Darauf hofft auch Robert Toni Gross, der mit zehn Jahren das Steckerlfischbraten gelernt hat und seit acht Jahren hauptberuflich das Geschäft betreibt. Er ist auf Volksfesten und Märkten unterwegs, hat dann immer seinen Campingwagen dabei. Aber solch einen Schaden, wie den in der Nacht zu Mittwoch, so etwas hatte er noch nie. Am meisten Sorgen machte ihm, dass sein Fischkahn, "ein Unikat", kaputt geht. Dort präsentiert und verkauft er die Forellen und Makrelen, die vorher sanft über der Holzkohle gegart wurden. Gross hofft, dass er das schon am Freitag wieder tun kann - in einem neuen Zelt.

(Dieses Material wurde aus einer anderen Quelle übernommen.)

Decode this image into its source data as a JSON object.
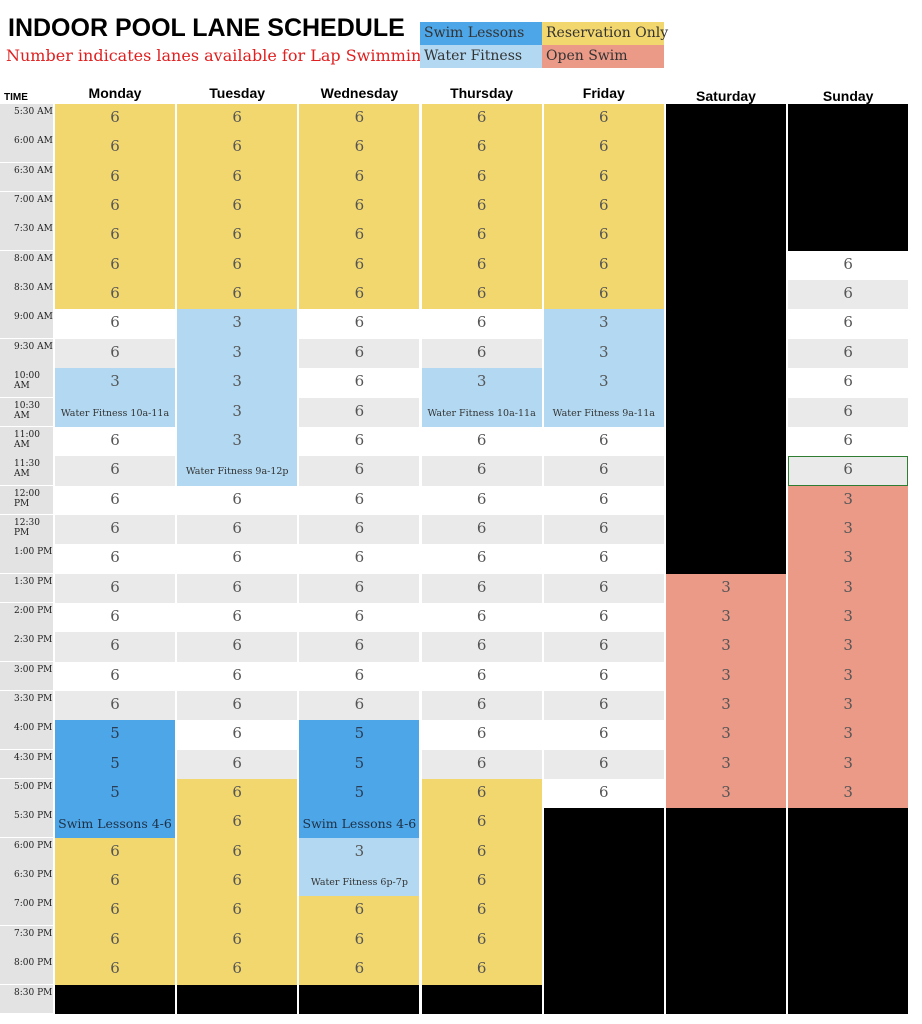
{
  "title": "INDOOR POOL LANE SCHEDULE",
  "subtitle": "Number indicates lanes available for Lap Swimming",
  "colors": {
    "swim_lessons": "#4da6e8",
    "water_fitness": "#b3d9f2",
    "reservation_only": "#f2d66e",
    "open_swim": "#eb9a88",
    "closed": "#000000",
    "row_alt": "#eaeaea",
    "row_plain": "#ffffff"
  },
  "legend": [
    {
      "label": "Swim Lessons",
      "color": "swim_lessons"
    },
    {
      "label": "Reservation Only",
      "color": "reservation_only"
    },
    {
      "label": "Water Fitness",
      "color": "water_fitness"
    },
    {
      "label": "Open Swim",
      "color": "open_swim"
    }
  ],
  "time_header": "TIME",
  "times": [
    "5:30 AM",
    "6:00 AM",
    "6:30 AM",
    "7:00 AM",
    "7:30 AM",
    "8:00 AM",
    "8:30 AM",
    "9:00 AM",
    "9:30 AM",
    "10:00 AM",
    "10:30 AM",
    "11:00 AM",
    "11:30 AM",
    "12:00 PM",
    "12:30 PM",
    "1:00 PM",
    "1:30 PM",
    "2:00 PM",
    "2:30 PM",
    "3:00 PM",
    "3:30 PM",
    "4:00 PM",
    "4:30 PM",
    "5:00 PM",
    "5:30 PM",
    "6:00 PM",
    "6:30 PM",
    "7:00 PM",
    "7:30 PM",
    "8:00 PM",
    "8:30 PM"
  ],
  "days": [
    {
      "name": "Monday",
      "runs": [
        {
          "n": 7,
          "type": "reservation_only",
          "value": "6"
        },
        {
          "n": 2,
          "type": "open",
          "value": "6"
        },
        {
          "n": 1,
          "type": "water_fitness",
          "value": "3"
        },
        {
          "n": 1,
          "type": "water_fitness",
          "value": "",
          "note": "Water Fitness 10a-11a"
        },
        {
          "n": 10,
          "type": "open",
          "value": "6"
        },
        {
          "n": 3,
          "type": "swim_lessons",
          "value": "5"
        },
        {
          "n": 1,
          "type": "swim_lessons",
          "value": "",
          "note": "Swim Lessons 4-6"
        },
        {
          "n": 5,
          "type": "reservation_only",
          "value": "6"
        },
        {
          "n": 1,
          "type": "closed",
          "value": ""
        }
      ]
    },
    {
      "name": "Tuesday",
      "runs": [
        {
          "n": 7,
          "type": "reservation_only",
          "value": "6"
        },
        {
          "n": 5,
          "type": "water_fitness",
          "value": "3"
        },
        {
          "n": 1,
          "type": "water_fitness",
          "value": "",
          "note": "Water Fitness 9a-12p"
        },
        {
          "n": 10,
          "type": "open",
          "value": "6"
        },
        {
          "n": 7,
          "type": "reservation_only",
          "value": "6"
        },
        {
          "n": 1,
          "type": "closed",
          "value": ""
        }
      ]
    },
    {
      "name": "Wednesday",
      "runs": [
        {
          "n": 7,
          "type": "reservation_only",
          "value": "6"
        },
        {
          "n": 14,
          "type": "open",
          "value": "6"
        },
        {
          "n": 3,
          "type": "swim_lessons",
          "value": "5"
        },
        {
          "n": 1,
          "type": "swim_lessons",
          "value": "",
          "note": "Swim Lessons 4-6"
        },
        {
          "n": 1,
          "type": "water_fitness",
          "value": "3"
        },
        {
          "n": 1,
          "type": "water_fitness",
          "value": "",
          "note": "Water Fitness 6p-7p"
        },
        {
          "n": 3,
          "type": "reservation_only",
          "value": "6"
        },
        {
          "n": 1,
          "type": "closed",
          "value": ""
        }
      ]
    },
    {
      "name": "Thursday",
      "runs": [
        {
          "n": 7,
          "type": "reservation_only",
          "value": "6"
        },
        {
          "n": 2,
          "type": "open",
          "value": "6"
        },
        {
          "n": 1,
          "type": "water_fitness",
          "value": "3"
        },
        {
          "n": 1,
          "type": "water_fitness",
          "value": "",
          "note": "Water Fitness 10a-11a"
        },
        {
          "n": 12,
          "type": "open",
          "value": "6"
        },
        {
          "n": 7,
          "type": "reservation_only",
          "value": "6"
        },
        {
          "n": 1,
          "type": "closed",
          "value": ""
        }
      ]
    },
    {
      "name": "Friday",
      "runs": [
        {
          "n": 7,
          "type": "reservation_only",
          "value": "6"
        },
        {
          "n": 3,
          "type": "water_fitness",
          "value": "3"
        },
        {
          "n": 1,
          "type": "water_fitness",
          "value": "",
          "note": "Water Fitness 9a-11a"
        },
        {
          "n": 13,
          "type": "open",
          "value": "6"
        },
        {
          "n": 7,
          "type": "closed",
          "value": ""
        }
      ]
    },
    {
      "name": "Saturday",
      "runs": [
        {
          "n": 16,
          "type": "closed",
          "value": ""
        },
        {
          "n": 8,
          "type": "open_swim",
          "value": "3"
        },
        {
          "n": 7,
          "type": "closed",
          "value": ""
        }
      ]
    },
    {
      "name": "Sunday",
      "runs": [
        {
          "n": 5,
          "type": "closed",
          "value": ""
        },
        {
          "n": 8,
          "type": "open",
          "value": "6"
        },
        {
          "n": 11,
          "type": "open_swim",
          "value": "3"
        },
        {
          "n": 7,
          "type": "closed",
          "value": ""
        }
      ]
    }
  ]
}
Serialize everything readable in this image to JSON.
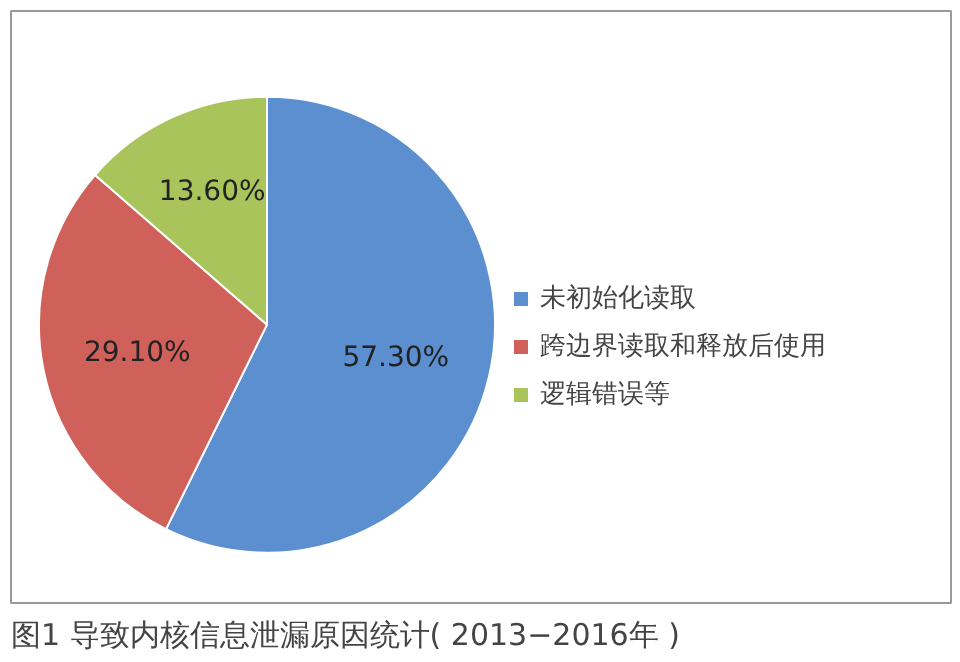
{
  "chart_data": {
    "type": "pie",
    "title": "图1 导致内核信息泄漏原因统计( 2013−2016年 )",
    "categories": [
      "未初始化读取",
      "跨边界读取和释放后使用",
      "逻辑错误等"
    ],
    "values": [
      57.3,
      29.1,
      13.6
    ],
    "value_labels": [
      "57.30%",
      "29.10%",
      "13.60%"
    ],
    "colors": [
      "#5b8fd0",
      "#d0605a",
      "#a8c45a"
    ],
    "legend": "right"
  }
}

Unterstützung in der Not hat der Fischbrater vom Bauhof der Gemeinde Maisach bekommen, die gleich neben dem Volksfestplatz ist. Mit einem Staplerfahrzeug konnte er das Zelt zum Ausräumen anheben. Währenddessen liefern die Bauhofmitarbeiter frisch geschnittene Äste auf einem Lkw an. Sie sind schon den ganzen Vormittag unterwegs gewesen und haben die Schäden an Bäumen und Sträuchern zu beseitigen versucht. Auf den Straßen Maisachs zeigen viele grüne Blätter an, dass es vor allem die Laubgehölze sind, die der Sturm arg erwischt hat. Im Nachbarort Olching liegt ein entwurzelter Baum auf dem Roßhaupter Platz, am Olchinger See sind etliche Bäume umgestürzt. Anscheinend am schlimmsten hat es Emmering erwischt, wo für die Mitarbeiter des Forstreviers Fürstenfeldbruck am Mittwochvormittag noch kein Durchkommen war. Bei Roggenstein liegen entwurzelte Bäume in den Wiesen, selbst auf das Gelände der Feuerwehr hat es abgerissene Äste geweht. Auch an der Amper hat es etliche Bäume geknickt, manche scheinen vorgeschädigt gewesen zu sein.

Während die Behinderungen durch umgefallene Bäume und abgerissene Äste sich im Fluss in Grenzen halten, sind auf den Straßen die Gemeindemitarbeiter und Straßenmeister unterwegs, um Gefahrenstellen zu beseitigen. In Grafrath schneidet ein Mitarbeiter der Straßenmeisterei Fürstenfeldbruck genau an der Landkreisgrenze eine Fichte ab. Den in die Straße ragenden Wipfel habe wahrscheinlich schon ein vorbeifahrender Lkw weggerissen, meint er. Auch die privaten Waldbesitzer sind laut Revierförsterin Anita Ottmann jetzt zunächst gefordert, angebrochene Bäume und Äste entlang von Straßen und auch Waldwegen zu beseitigen. Denn nach dem Sturm, das wissen die Waldbesitzer, kommt das nächste Unheil, und das heißt in diesem Jahr "Kupferstecher". Zusammen mit dem "Buchdrucker" sind sie die Borkenkäfer, die jedem schwächelnden Baum gerne den Rest geben.